Pour recevoir ces déclarations, les bureaux des aides doivent être ouverts de 5h du matin jusqu’à midi et de 14h jusqu’à 20h pour les mois d’avril à septembre. Le reste de l’année, les horaires d’ouvertures sont de 7h jusqu’à midi et de 14h jusqu’à 17h. Dans les localités dépourvues de bureau, la Ferme peut contraindre la nomination d’une personne pour recevoir les déclarations. Cette personne doit être solvable et reçoit un salaire de 6 deniers pour livre de recette en guise de dédommagement. Pour pouvoir vendre du vin au détail, les particuliers devaient déclarer toutes les boissons en leur possession en prenant le soin de distinguer celles destinées à leur propre consommation de celles destinées à la vente. La déclaration devait préciser si la vente était « à pot », c’est-à-dire si le consommateur ne s’attablait pas, ou si elle était « à assiette ». Les commis devaient remettre « sans frais » l’acte de la déclaration au vendeur qui, ensuite, était tenu d’installer une enseigne à la porte du lieu de vente. En cas de contrôle, l’absence de déclaration est moins sévèrement réprimandée qu’une déclaration mensongère. L’amende est de 100 livres dans le premier cas contre 300 livres si la vente est à assiette alors que la déclaration indique une vente à pot. Débitant et consommateur sont solidaires de la condamnation dans tous les cas. La même procédure déclarative est demandée pour les octrois des villes. Les bouchers et les marchands forains qui conduisent du bétail vivant ou de la viande sont tenus de déclarer la quantité, la qualité ainsi que l’âge des bestiaux avant de payer les droits, à peine de 300 livres d’amende et de confiscation de la marchandise et de l’équipage. Outre les droits des traites et des aides, la déclaration est également une procédure privilégiée pour l’exercice des droits domaniaux. Un arrêt du Conseil du 9 janvier 1748 ordonne par exemple aux communautés religieuses et laïques de remettre aux intendants des provinces de Flandre et de Hainaut les déclarations de leurs biens à partir desquelles seront fixés les droits d’amortissement. Si la déclaration devient la pièce maitresse des réformes successives de la fiscalité directe tout le long du XVIIIe siècle, la législation royale avait déjà familiarisé le contribuable avec cette procédure depuis la seconde moitié du XVIe siècle. Aussi convient-il de nuancer la qualité de « révolution fiscale » parfois attribuée à la déclaration par l’historiographie.

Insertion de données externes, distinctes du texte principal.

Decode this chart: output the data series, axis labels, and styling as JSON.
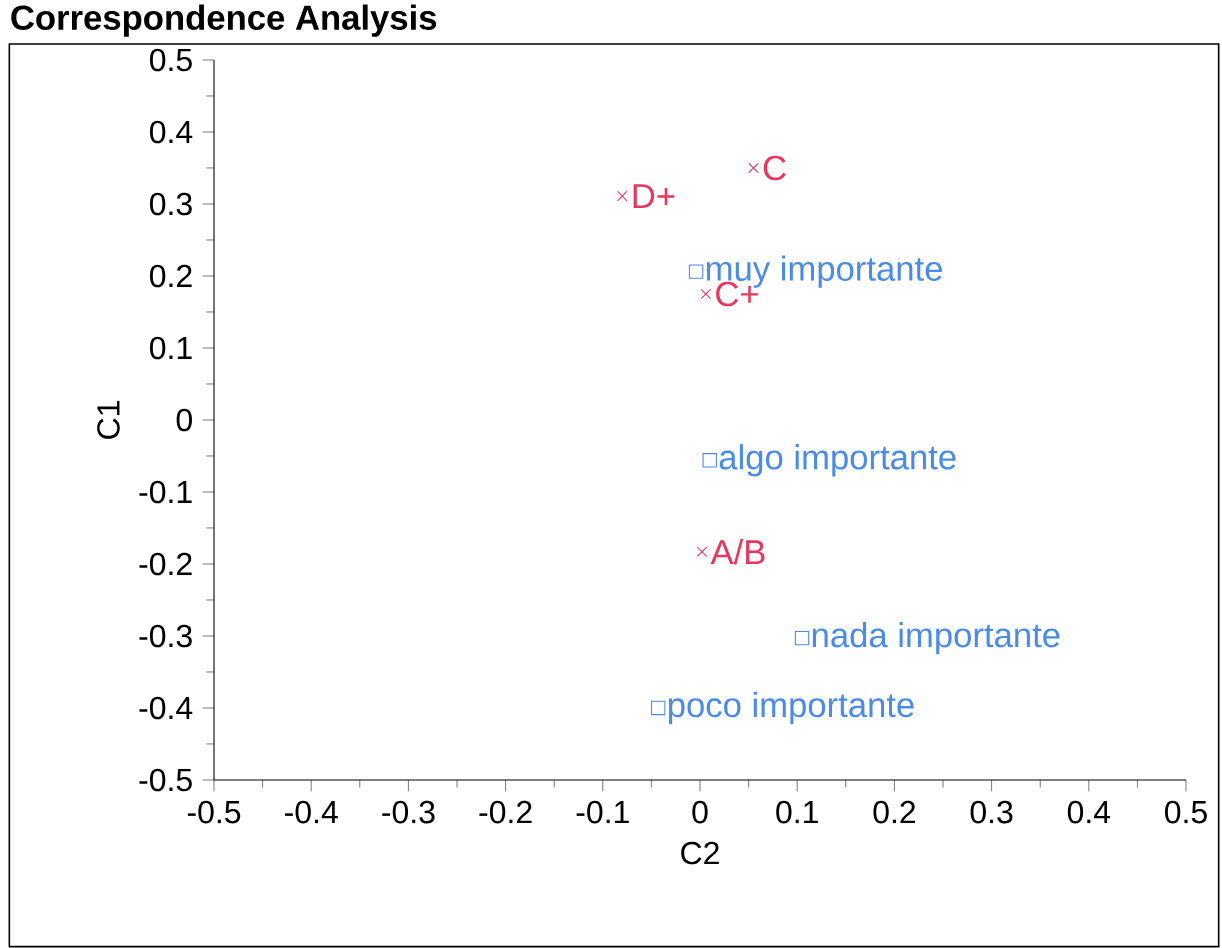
{
  "chart_data": {
    "type": "scatter",
    "title": "Correspondence Analysis",
    "xlabel": "C2",
    "ylabel": "C1",
    "series": [
      {
        "color": "#e8365e",
        "marker": "cross",
        "x": [
          0.055,
          -0.08,
          0.006,
          0.002
        ],
        "values": [
          0.35,
          0.311,
          0.175,
          -0.183
        ]
      },
      {
        "color": "#4a8ae8",
        "marker": "square",
        "x": [
          -0.004,
          0.01,
          0.105,
          -0.043
        ],
        "values": [
          0.206,
          -0.056,
          -0.303,
          -0.4
        ]
      }
    ],
    "annotations": [
      {
        "text": "C",
        "x": 0.055,
        "y": 0.35
      },
      {
        "text": "D+",
        "x": -0.08,
        "y": 0.311
      },
      {
        "text": "C+",
        "x": 0.006,
        "y": 0.175
      },
      {
        "text": "A/B",
        "x": 0.002,
        "y": -0.183
      },
      {
        "text": "muy importante",
        "x": -0.004,
        "y": 0.206
      },
      {
        "text": "algo importante",
        "x": 0.01,
        "y": -0.056
      },
      {
        "text": "nada importante",
        "x": 0.105,
        "y": -0.303
      },
      {
        "text": "poco importante",
        "x": -0.043,
        "y": -0.4
      }
    ],
    "xlim": [
      -0.5,
      0.5
    ],
    "ylim": [
      -0.5,
      0.5
    ],
    "xticks": [
      -0.5,
      -0.4,
      -0.3,
      -0.2,
      -0.1,
      0,
      0.1,
      0.2,
      0.3,
      0.4,
      0.5
    ],
    "yticks": [
      -0.5,
      -0.4,
      -0.3,
      -0.2,
      -0.1,
      0,
      0.1,
      0.2,
      0.3,
      0.4,
      0.5
    ]
  }
}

Sources et références bibliographiques:

    Sources archivistiques:
  • AN, G2 173 (14) : Arrêt de la Cour des comptes de Normandie qui condamne les Sieurs Pellerin, bouchers à Pont-l’Évêque, pour fausse déclaration, 1787.
  • AN, G2 317 (17) : Arrêt ordonnant aux gens de mainmorte de remettre es mains des intendants et commissaires répartis dans les provinces de Flandre et de Hainaut des déclarations de tous leurs biens et fixant les droits que doivent payer les redevables, 9 janvier 1748.
  • AN 129AP/1 : Bail général des cinq grosses fermes de France faict à Me Toussainct de la Ruelle le premier janvier 1643, Paris, Imprimerie d’Antoine Champenois  édit du 20 avril 1542, dans Pierre Génois, La grande conférence des ordonnances et édits royaux, Paris, Chez Denys Thierry, 1678, t. 2, p. 965-971.

    Sources imprimées:
  • Règlement du 12 janvier 1585 pour les vendeurs de vin en gros de la ville de paris, dans Jacques Corbin, Nouveau recueil des edicts, ordonnances et arrest de l'auctorité, iuridiction, cognoissance des Cours des Aydes, Eslections, Greniers, Iuges des Traictes, Maistres des Ports autres dependans, Paris, Chez la Vefue Claude de Monstr’œil, 1623, p. 713-714.
  • Règlement général du Conseil sur les traites du 30 mai 1607, dans Vivent Magnien, Recueil alphabétique des droits de traites uniformes, de ceux d’entrée et de sortie des Cinq grosses fermes, de Douane de Lyon et de Valence, s. l. s. n., 1786, t. 4, p. 1-13.
  • Arrêts du Conseil des 9 juin 1722, 9 août 1723 et lettres patentes du 30 septembre 1723 dans Chambon, Le commerce de l’Amérique par Marseille, Avignon, s.n., 1764, t. 1, p. 115-119.
  • Joseph-Nicolas Guyot, Répertoire universel et raisonné de jurisprudence civile, criminelle, canonique et bénéficiale, Paris, Chez Panckoucke, 1788, t. 17, v° « déclaration », p. 198-210.
  • Jacques Savary des Bruslons, Dictionnaire universel de commerce, Copenhague, Chez les Frères Philibert, nouvelle édition, 1760, t. 2, v° « déclaration », col. 30-32.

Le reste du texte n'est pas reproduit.